"Tujuan kami bukan mencari kesalahan," ujar drh. Rudy dengan nada lembut tapi tegas. "Kami memastikan produk hewan ini aman untuk dikonsumsi masyarakat. NKV bukan sekadar nomor --- ia adalah simbol kejujuran produksi."
Kata-kata itu menggema di ruang rapat.
Pak Darto menunduk pelan, merasa tersentuh.

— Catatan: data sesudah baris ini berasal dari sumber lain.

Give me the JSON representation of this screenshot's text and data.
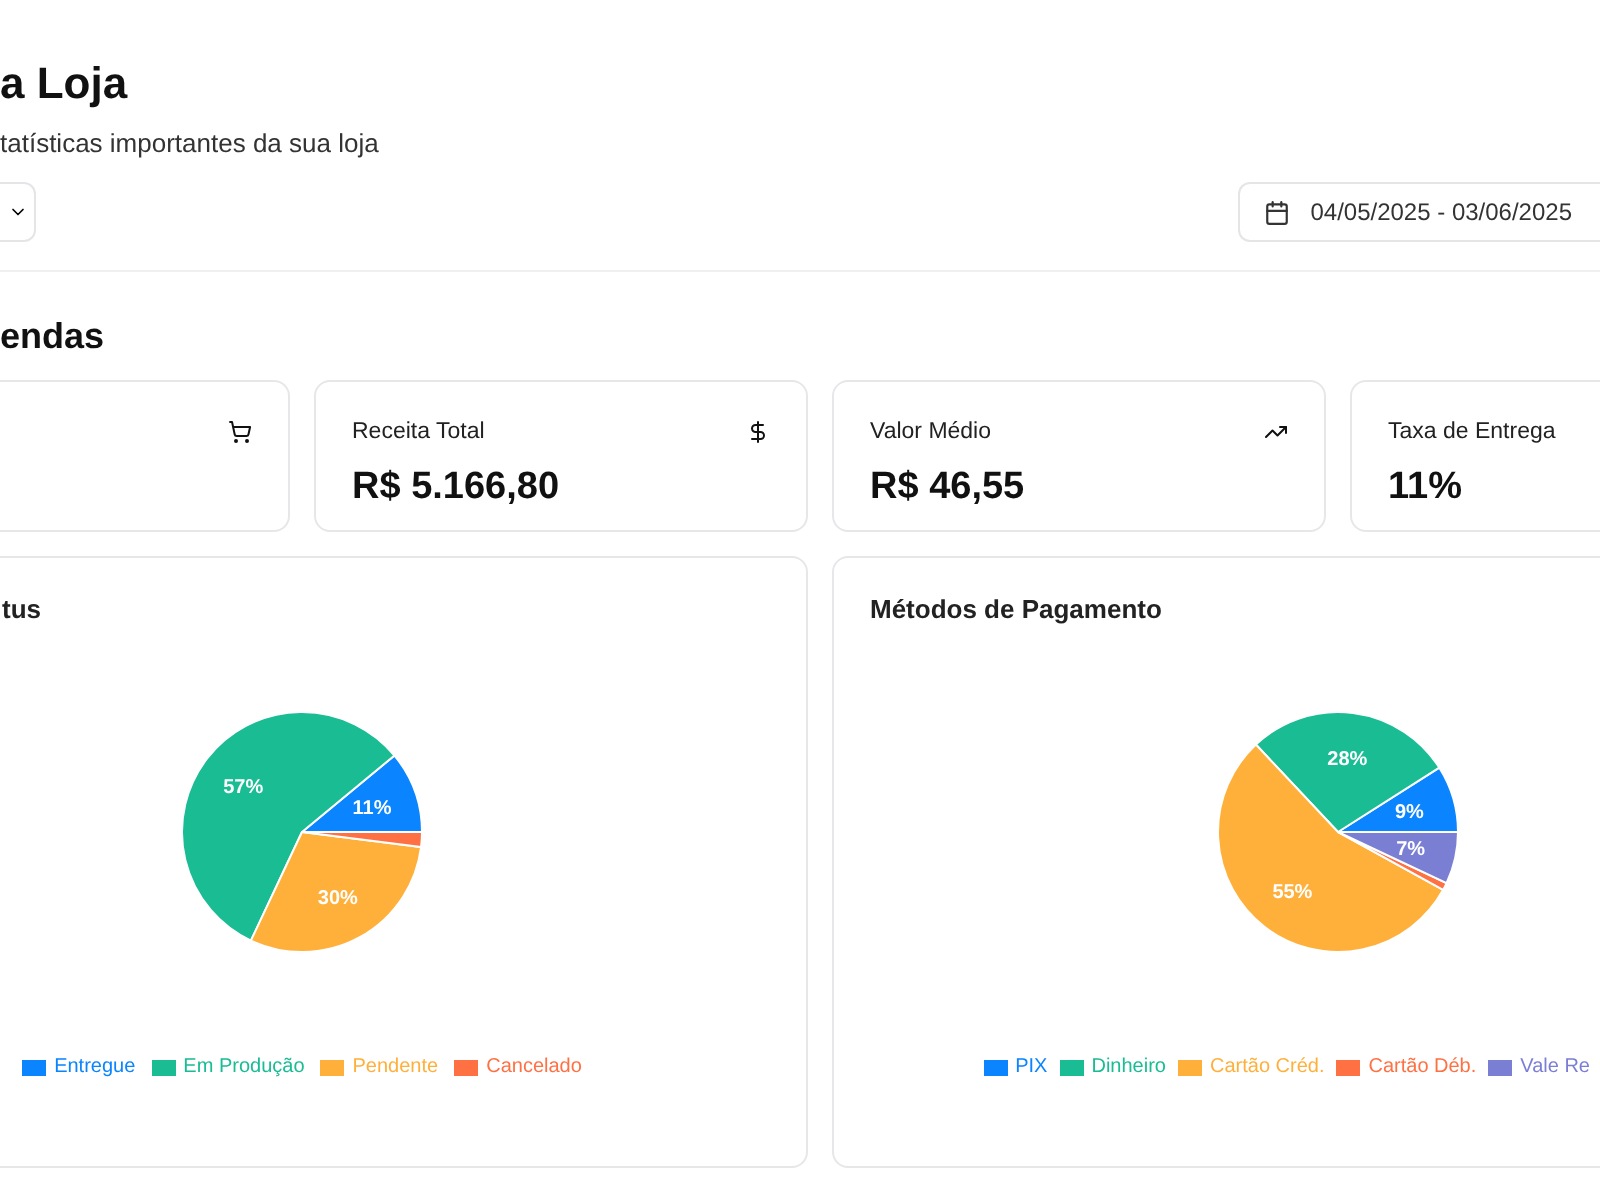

Ia ingat betul masa-masa awal memulai usaha, saat telur hanya dijual ke pasar tanpa label, tanpa jaminan mutu. Kini, usahanya di audit negara --- tanda naik kelas, tanda kepercayaan.
Di Kandang Produksi
Auditor memasuki kandang dengan protokol ketat. Cuci tangan, ganti sepatu, semprot disinfektan, lalu masuk.
Mereka mengamati:
- Apakah pekerja memakai APD lengkap?
- Apakah alur keluar-masuk kendaraan sudah diatur?
- Bagaimana pengelolaan limbah dan bangkai ayam?
Sebuah catatan muncul.
"Tempat pembuangan bangkai masih terlalu dekat dengan gudang pakan," ujar drh. Aza sopan.
Bu Rina mencatat cepat, "Siap, akan segera dipindahkan minimal 25 meter sesuai rekomendasi."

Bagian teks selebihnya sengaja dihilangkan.